Pour sa part, l'employeur, pour étayer les motifs du licenciement, produit la prestation de serment de Madame [S] du 12 mars 1996, la plainte de Mme [U], la plainte de la SA La Poste, le mail de M.[Z] à Mme [D], la demande de saisine du service national d'enquête du 19 janvier 2017, l'accusé réception de la demande d'enquête du 20 janvier 2017, la lettre de convocation de Mme [S] à une audition du 17 juillet 2017, la lettre mise à pied conservatoire du 19 juillet 2017et le rapport d'enquête du 24 juillet 2017 et ses annexes.
Mme [S] conteste les faits qui lui sont reprochés. Elle conteste d'une part avoir détourné de la correspondance de Mme [U] expliquant qu'un client peut être servi par n'importe quel agent présent au guichet et qui n'entre pas forcément son numéro d'identification et utilise un numéros qui n'est pas le sien, ce dont attestent Mme [V] et Mme [G]. Son identifiant n'apparaît pas sur le guichet jusqu'à 10 :44 :12 et le relevé des opérations du guichet indique qu'à 10 : 45 elle était en train de vendre une boîte postale à un autre client de sorte que la théorie développée par l'employeur selon laquelle elle aurait 'flashé' le courrier suivi à 10h44 puis détourné ladite lettre en moins d'une minute, alors qu'un autre client attendant et a été servi immédiatement après, lui apparaît improbable. Selon Mme [S], la lettre a très bien pu être 'flashée' par un autre agent ou encore ne pas entrer dans le circuit de distribution sans avoir pour autant été détournée, ce qui arrive très régulièrement.
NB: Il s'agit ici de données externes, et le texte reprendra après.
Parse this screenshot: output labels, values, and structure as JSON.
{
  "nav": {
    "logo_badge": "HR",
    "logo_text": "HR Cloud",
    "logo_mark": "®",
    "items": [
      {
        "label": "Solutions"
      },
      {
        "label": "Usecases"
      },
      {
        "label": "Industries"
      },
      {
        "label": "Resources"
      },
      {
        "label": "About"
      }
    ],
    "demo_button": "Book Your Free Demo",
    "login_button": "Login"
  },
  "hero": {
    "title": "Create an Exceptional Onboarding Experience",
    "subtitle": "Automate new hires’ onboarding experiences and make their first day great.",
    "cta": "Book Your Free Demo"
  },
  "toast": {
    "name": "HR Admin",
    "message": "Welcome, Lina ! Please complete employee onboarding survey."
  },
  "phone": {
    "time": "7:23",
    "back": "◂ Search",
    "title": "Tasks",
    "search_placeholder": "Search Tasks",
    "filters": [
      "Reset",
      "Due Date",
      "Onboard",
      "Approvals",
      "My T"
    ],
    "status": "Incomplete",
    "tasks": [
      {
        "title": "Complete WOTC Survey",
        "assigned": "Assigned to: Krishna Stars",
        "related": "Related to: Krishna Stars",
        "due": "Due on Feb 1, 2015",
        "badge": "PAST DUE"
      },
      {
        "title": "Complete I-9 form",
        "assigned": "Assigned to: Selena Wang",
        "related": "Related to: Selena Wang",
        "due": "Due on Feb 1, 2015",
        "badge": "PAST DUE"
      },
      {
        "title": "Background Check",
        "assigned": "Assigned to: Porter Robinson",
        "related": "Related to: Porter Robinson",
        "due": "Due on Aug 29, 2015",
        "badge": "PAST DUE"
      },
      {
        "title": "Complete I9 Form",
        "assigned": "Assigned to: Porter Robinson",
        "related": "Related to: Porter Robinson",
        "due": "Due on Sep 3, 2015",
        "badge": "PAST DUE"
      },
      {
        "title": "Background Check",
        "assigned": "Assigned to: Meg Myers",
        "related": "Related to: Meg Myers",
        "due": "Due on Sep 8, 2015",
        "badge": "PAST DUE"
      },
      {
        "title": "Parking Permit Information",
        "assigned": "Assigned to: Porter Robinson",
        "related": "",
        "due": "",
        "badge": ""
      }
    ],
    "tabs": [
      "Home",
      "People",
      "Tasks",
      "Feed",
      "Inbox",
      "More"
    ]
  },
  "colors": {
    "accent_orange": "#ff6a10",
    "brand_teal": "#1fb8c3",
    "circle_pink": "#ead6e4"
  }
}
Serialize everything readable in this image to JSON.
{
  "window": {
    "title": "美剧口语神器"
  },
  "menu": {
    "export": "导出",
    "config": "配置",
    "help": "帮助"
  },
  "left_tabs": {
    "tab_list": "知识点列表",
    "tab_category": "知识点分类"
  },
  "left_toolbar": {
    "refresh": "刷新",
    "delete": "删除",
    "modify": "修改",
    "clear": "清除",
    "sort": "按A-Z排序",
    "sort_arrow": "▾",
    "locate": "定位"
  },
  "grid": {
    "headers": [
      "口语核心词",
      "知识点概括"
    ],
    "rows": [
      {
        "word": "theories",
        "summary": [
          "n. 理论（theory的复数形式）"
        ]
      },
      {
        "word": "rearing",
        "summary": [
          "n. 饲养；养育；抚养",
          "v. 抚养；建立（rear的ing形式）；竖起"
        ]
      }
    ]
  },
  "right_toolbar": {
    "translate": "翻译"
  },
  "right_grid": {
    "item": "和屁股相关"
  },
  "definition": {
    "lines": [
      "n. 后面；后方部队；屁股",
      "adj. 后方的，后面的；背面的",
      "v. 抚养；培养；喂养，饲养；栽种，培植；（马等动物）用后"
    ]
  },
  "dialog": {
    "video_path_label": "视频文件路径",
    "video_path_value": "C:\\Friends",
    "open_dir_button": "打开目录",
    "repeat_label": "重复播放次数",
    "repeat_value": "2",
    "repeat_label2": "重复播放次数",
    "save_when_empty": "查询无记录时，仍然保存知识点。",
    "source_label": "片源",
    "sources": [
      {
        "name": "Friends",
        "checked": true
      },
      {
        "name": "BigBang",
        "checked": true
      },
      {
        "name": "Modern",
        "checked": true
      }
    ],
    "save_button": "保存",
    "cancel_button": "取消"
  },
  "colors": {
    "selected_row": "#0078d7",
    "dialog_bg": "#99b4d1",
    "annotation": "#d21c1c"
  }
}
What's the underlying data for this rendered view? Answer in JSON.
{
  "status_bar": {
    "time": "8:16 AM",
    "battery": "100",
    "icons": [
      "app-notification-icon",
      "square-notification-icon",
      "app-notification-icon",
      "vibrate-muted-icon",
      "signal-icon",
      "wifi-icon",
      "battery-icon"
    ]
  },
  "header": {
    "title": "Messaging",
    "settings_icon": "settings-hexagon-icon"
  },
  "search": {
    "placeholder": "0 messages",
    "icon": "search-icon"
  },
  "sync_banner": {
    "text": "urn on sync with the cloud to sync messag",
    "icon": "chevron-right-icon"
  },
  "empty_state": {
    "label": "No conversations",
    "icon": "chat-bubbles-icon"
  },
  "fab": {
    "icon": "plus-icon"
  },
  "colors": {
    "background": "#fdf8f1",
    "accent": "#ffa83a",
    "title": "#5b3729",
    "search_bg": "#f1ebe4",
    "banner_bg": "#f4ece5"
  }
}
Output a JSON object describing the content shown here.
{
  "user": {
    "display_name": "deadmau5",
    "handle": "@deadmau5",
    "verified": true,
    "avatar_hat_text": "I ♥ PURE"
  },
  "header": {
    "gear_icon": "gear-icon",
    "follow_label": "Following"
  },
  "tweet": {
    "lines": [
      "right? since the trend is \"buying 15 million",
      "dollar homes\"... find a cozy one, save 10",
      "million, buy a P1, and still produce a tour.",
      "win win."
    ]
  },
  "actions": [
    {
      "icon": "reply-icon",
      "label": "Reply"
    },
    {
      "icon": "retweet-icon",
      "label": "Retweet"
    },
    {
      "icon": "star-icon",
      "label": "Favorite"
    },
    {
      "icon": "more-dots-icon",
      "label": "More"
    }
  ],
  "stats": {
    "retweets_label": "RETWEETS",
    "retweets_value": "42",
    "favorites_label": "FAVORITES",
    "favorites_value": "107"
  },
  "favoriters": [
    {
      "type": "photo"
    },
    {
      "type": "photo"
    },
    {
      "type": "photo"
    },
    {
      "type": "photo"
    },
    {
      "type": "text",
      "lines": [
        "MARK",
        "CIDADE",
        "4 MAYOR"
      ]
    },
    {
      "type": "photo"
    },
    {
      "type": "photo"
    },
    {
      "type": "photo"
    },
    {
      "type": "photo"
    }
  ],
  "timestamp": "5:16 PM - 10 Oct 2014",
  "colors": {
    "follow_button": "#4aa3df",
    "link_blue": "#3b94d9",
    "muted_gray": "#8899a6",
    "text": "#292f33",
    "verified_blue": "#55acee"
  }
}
Elle conteste d'autre part les faits de vols des cartes 'CADO' et les avoir utilisées pour ses besoins personnels. Elle indique qu'elle achetait pour elle-même et ses proches à chaque fin d'année des cartes 'CADO' en vue de les offrir ou d'acheter des cadeaux car cela contribuait à la réalisation de son chiffre d'affaires. Elle indique également qu'il lui arrivait régulièrement de laisser ses cartes sur l'îlot quand elle servait un client et émet l'hypothèse que les cartes 'CADO' achetées par Mme [U] auraient pu être échangées par inadvertance avec celles qu'elle avait elle-même achetées. Mme [S] soutient encore qu'aucun document émanant du prestataire des cartes 'CADO' ne vient confirmer que lesdites cartes auraient bien été activées auprès de commerces aux dates indiquées (magasin INTERSPORT le 10 décembre 2016 et le 17 décembre 2016). Concernant le magasin JOUET CLUB, les tickets fournis ne permettent pas de dire quel est le numéro de la carte 'CADO' ayant permis de financer une partie de l'achat. Enfin, Mme [S] indique que la procédure pénale a fait l'objet d'un classement sans suite.
* * *
Il ressort cependant de la plainte déposée par Mme [U] qu'elle relate avoir acheté deux cartes 'CADO' le 7 décembre 2016 et être revenue le lendemain au bureau de poste, soit le 8 décembre 2016, avec un pli déjà cacheté contenant les deux cartes destiné à être adressé à sa nièce et son neveu qu'elle voulait expédier en lettre suivi. Ainsi, l'hypothèse de Mme [S] d'un échange par inadvertance de cartes posées sur l'îlot de l'accueil, doit être écartée, d'autant que Mme [S] ne rapporte pas la preuve que, dans le même temps des faits, elle avait acheté des cartes 'CADO' pour ses besoins personnels.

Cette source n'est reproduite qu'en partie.